Она съехала на обочину и остановилась.

«Сейчас, – подумал он, – сейчас».

– Я здесь выйду. Дальше я с тобой не поеду. Я знаю, что веду себя ужасно. Мне бы надо было все это предвидеть. Но я не мог всего знать. Мы пытаемся построить жизнь на развалинах. А я не хочу жить с тобой на развалинах. Я хочу попробовать начать все заново.

– Что? Что ты хочешь попробовать?

– Жить, любить, все сначала, именно все.

Под ее отчужденным, оскорбленным взглядом он сжался, и все, что он сказал ей, показалось по-детски наивным.
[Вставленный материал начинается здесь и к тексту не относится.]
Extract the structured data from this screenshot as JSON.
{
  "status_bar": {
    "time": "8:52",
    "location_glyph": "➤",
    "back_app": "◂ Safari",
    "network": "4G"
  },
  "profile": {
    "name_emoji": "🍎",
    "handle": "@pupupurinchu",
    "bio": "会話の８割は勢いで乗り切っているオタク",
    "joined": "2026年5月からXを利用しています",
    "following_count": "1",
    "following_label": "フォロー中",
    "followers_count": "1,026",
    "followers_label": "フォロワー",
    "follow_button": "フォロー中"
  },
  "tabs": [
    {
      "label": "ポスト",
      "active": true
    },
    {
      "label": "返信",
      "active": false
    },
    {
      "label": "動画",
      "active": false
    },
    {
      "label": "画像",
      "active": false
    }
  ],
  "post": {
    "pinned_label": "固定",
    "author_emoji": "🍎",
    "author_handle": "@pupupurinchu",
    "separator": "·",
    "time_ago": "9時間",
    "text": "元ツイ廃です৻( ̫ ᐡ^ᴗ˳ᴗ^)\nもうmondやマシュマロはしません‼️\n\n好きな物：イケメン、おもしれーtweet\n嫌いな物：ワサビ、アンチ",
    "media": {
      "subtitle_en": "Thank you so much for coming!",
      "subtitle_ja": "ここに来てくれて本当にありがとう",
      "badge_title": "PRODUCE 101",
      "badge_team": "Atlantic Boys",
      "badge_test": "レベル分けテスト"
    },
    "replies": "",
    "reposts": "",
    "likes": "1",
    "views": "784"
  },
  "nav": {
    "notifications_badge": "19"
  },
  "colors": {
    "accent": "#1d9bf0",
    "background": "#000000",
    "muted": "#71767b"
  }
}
Если она спросит его, что он собирается делать, что он здесь забыл, на что будет жить, что будет с той его жизнью, дома, – он не сможет ответить.

– Давай поедем к дюнам. Уйти ты всегда сможешь. Мне тебя не удержать. Давай поговорим, если ты, конечно, не попал в глубокую яму. Может, ты и прав, и мы предали то, что между нами было и чего потом уже не было никогда. Тогда мы это наверстаем. – Она положила ладонь ему на колено. – Да?

Она была права. Неужели они не могут просто доехать до того поселка, где дюны, и поговорить откровенно? Или он не может ей сказать, чтобы она оставила его здесь, а сама ехала дальше, ему необходимо всего лишь несколько дней, он потом догонит ее, в крайнем случае приедет в аэропорт к отлету. И не должен ли он рассказать жене о своем сне и о женщине с бензоколонки? Это было бы честно?

– Я могу уйти только сейчас. – Он вышел из машины. – Открой, пожалуйста, багажник.

Она покачала головой.

Он обошел машину, открыл дверцу с ее стороны, потянул за рычажок между сиденьем и дверцей. Крышка багажника отскочила. Он вытащил чемодан и сумку, поставил их на землю. Потом захлопнул крышку и подошел к дверце. Она еще была открыта. Жена смотрела на него. Он медленно и спокойно затворил дверцу, но ему показалось, что этой дверцей он ударил ее по лицу. Она продолжала смотреть на него. Он взял чемодан и сумку и пошел прочь. Сделал первый шаг, не знал, сумеет ли сделать второй, а когда сделает второй, то сможет ли сделать третий и четвертый. Если он остановится, то обязательно оглянется, вернется, сядет в машину. И если она сейчас не уедет, он не сможет уйти. Поезжай, молил он, поезжай. Наконец она завела машину и уехала. Он обернулся лишь тогда, когда машины и след простыл. Ее тоже поглотил туман.

10

Он нашел какой-то мотель и снял за небольшую плату комнату. Нашел ресторанчик с высокой стойкой, столами, покрытыми пластиком, пластмассовыми же стульями и музыкальным автоматом. Он много пил, был то беспричинно весел, то снова плакал, и плакал бы опять, если бы не говорил себе, что в этот день уже достаточно наплакался. Это был единственный ресторанчик в поселке, и он постоянно прислушивался, не подъехала ли машина, не выходит ли из нее кто-то, и по тому, как скрипит гравий, он узнает походку своей жены. Он ждал ее в огромной тоске и с великим страхом.

На следующее утро он пошел к морю. Над пляжем повисли клочья тумана, небо и море были серыми, воздух теплым, влажным и тяжелым. Он почувствовал, что у него еще много-много времени впереди.